Manor house in Latvia

Durbe Manor (Durbes pils, Herrenhaus Durben) is a Neoclassical manor house located in Tukums, in Tukums Municipality, in the Courland region of Latvia. One of the most interesting classical manor houses in Latvia. Today it houses part of the Tukums Museum collection.

== History ==
Durbe as was first mentioned in written sources as Šlokenbeka manor in 1475. The core of the current building dates from 1671. In 1820, Count Christoph Johann von Medem commissioned Johann Gottfried Adam Berlitz to remodel the façade completely.

From 1789 to 1808, Ernst Karl Philip von Grothus used the property as a summerhouse. From 1818 to 1838 the estate belonged to Count Medem, while it later belonged to the Count of Jaunpils von der Recke. The family of Baron von der Recke owned the manor from the 1848 to 1920, when the agrarian reform began.

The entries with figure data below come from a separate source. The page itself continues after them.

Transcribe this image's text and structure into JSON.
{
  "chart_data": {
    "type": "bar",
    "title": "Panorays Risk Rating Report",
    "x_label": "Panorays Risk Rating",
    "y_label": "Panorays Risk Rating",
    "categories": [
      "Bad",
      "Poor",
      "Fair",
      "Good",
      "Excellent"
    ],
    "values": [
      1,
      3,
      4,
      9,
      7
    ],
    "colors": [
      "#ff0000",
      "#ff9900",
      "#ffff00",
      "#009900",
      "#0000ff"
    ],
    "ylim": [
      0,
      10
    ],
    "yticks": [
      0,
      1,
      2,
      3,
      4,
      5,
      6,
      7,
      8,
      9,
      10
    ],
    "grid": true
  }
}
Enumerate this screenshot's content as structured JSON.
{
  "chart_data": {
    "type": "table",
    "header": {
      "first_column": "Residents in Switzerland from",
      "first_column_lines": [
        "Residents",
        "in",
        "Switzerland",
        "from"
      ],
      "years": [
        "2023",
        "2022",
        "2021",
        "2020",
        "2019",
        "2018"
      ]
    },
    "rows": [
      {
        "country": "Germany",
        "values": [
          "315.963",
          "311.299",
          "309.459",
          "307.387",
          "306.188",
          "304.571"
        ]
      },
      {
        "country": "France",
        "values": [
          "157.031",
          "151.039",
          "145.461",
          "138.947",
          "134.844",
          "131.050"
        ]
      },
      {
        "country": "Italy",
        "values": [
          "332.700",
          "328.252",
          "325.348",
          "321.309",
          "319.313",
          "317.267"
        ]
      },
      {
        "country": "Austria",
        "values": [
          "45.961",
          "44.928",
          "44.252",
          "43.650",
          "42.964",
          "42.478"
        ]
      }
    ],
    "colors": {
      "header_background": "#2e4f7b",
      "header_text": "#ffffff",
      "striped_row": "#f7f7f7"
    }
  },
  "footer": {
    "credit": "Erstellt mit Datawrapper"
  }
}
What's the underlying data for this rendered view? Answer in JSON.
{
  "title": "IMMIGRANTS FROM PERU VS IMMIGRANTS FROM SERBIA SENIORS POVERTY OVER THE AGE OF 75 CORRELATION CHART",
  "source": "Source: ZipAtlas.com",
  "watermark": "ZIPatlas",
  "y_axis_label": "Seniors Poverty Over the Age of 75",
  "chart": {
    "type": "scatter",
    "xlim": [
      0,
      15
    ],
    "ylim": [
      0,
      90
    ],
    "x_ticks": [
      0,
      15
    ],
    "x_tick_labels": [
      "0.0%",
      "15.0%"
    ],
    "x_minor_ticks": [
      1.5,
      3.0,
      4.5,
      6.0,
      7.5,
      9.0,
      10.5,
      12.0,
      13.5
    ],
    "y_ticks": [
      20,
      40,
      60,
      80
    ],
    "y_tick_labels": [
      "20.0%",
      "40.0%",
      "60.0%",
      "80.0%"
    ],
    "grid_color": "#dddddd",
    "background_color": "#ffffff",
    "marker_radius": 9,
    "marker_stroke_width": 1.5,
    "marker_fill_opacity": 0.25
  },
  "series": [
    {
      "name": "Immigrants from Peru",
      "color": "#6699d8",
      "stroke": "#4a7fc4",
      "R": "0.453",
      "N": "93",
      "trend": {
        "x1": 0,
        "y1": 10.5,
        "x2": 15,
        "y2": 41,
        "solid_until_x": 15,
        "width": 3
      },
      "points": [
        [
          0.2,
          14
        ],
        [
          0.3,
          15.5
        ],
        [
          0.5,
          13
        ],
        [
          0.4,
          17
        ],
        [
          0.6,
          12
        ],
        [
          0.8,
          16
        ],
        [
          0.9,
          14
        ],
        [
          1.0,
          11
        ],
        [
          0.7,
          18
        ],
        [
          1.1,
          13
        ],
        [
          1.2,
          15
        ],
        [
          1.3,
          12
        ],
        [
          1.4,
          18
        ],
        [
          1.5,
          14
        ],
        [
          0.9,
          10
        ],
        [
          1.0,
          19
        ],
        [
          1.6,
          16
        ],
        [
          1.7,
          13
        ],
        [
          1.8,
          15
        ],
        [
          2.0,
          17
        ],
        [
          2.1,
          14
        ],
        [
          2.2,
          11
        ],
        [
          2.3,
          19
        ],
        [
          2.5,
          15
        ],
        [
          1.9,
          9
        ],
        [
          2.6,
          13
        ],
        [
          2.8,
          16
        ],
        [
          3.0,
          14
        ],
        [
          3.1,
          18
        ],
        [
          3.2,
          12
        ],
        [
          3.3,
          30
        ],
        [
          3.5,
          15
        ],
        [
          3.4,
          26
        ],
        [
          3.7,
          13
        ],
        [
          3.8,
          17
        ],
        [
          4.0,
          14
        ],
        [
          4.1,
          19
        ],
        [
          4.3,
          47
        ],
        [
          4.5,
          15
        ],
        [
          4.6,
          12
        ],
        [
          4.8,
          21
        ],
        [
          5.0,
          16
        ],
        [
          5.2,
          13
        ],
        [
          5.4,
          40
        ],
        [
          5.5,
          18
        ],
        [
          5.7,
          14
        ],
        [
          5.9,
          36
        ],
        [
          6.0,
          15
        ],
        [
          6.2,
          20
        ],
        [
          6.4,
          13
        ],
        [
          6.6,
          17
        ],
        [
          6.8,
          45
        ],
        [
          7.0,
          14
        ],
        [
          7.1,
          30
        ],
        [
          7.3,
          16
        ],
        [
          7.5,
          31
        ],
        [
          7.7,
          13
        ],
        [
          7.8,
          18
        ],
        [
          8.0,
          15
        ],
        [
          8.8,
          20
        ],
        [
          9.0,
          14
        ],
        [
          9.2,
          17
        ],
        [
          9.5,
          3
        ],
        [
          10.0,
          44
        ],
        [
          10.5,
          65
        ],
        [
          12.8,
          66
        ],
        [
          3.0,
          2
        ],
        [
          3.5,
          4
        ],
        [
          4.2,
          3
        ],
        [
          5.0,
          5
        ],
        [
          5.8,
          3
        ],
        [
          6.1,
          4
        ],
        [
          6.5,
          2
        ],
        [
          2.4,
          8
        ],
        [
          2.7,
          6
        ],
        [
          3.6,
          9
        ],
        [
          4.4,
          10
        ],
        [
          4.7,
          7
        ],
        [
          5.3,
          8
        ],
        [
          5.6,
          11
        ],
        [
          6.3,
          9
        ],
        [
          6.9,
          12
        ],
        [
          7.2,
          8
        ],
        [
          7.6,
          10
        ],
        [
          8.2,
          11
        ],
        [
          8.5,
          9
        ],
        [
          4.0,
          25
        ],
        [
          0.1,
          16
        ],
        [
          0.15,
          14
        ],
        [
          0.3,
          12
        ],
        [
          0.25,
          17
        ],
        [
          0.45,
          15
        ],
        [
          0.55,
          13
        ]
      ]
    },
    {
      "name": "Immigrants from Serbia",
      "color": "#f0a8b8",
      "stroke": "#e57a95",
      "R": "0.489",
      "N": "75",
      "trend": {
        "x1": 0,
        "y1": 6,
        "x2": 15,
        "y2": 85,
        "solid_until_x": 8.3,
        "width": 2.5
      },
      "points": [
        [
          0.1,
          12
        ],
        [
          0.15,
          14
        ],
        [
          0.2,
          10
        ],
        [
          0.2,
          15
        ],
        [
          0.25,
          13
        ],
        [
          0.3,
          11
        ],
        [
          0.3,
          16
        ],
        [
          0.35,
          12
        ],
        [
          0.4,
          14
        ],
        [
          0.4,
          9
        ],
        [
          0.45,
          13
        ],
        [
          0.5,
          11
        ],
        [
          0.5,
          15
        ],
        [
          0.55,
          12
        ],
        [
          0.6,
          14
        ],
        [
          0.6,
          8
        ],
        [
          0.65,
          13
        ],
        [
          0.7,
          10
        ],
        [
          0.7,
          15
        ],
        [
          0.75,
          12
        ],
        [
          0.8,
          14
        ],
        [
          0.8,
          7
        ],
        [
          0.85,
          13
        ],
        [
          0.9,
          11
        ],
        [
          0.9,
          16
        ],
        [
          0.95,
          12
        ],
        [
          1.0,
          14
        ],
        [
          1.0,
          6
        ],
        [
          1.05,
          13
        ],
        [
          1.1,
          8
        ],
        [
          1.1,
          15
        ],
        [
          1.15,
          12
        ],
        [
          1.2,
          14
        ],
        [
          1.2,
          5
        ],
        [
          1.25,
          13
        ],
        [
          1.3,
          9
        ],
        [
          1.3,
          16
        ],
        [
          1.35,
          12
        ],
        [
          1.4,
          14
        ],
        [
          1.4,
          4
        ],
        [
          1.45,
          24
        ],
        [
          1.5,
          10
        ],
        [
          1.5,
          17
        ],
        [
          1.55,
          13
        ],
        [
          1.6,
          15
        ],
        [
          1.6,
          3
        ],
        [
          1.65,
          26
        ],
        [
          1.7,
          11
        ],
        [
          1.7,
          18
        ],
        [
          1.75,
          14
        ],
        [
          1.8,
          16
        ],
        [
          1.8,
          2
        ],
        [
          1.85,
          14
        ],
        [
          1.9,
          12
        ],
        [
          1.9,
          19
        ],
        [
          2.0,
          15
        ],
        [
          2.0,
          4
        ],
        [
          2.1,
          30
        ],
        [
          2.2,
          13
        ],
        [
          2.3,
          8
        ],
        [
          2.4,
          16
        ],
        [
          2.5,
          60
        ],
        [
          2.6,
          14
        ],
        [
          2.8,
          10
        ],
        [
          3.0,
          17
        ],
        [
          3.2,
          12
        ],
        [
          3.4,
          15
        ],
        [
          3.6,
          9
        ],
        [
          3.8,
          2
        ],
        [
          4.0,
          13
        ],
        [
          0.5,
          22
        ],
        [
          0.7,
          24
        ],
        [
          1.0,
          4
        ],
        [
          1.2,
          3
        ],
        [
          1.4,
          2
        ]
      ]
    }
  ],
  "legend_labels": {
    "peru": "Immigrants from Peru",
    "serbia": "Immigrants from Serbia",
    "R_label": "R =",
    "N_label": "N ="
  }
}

In 1923, Durbe manor was presented to famous Latvian writer and playwright Rainis, who owned it until his death in 1929. However, Rainis used to live there for only short periods and mostly used the manor as a vacation house for teachers and their families.
Later the manor was used as sanatorium for tubercular patients and as a hospital.
Since 1991, Durbe manor is a part of the Tukums city museum exhibition.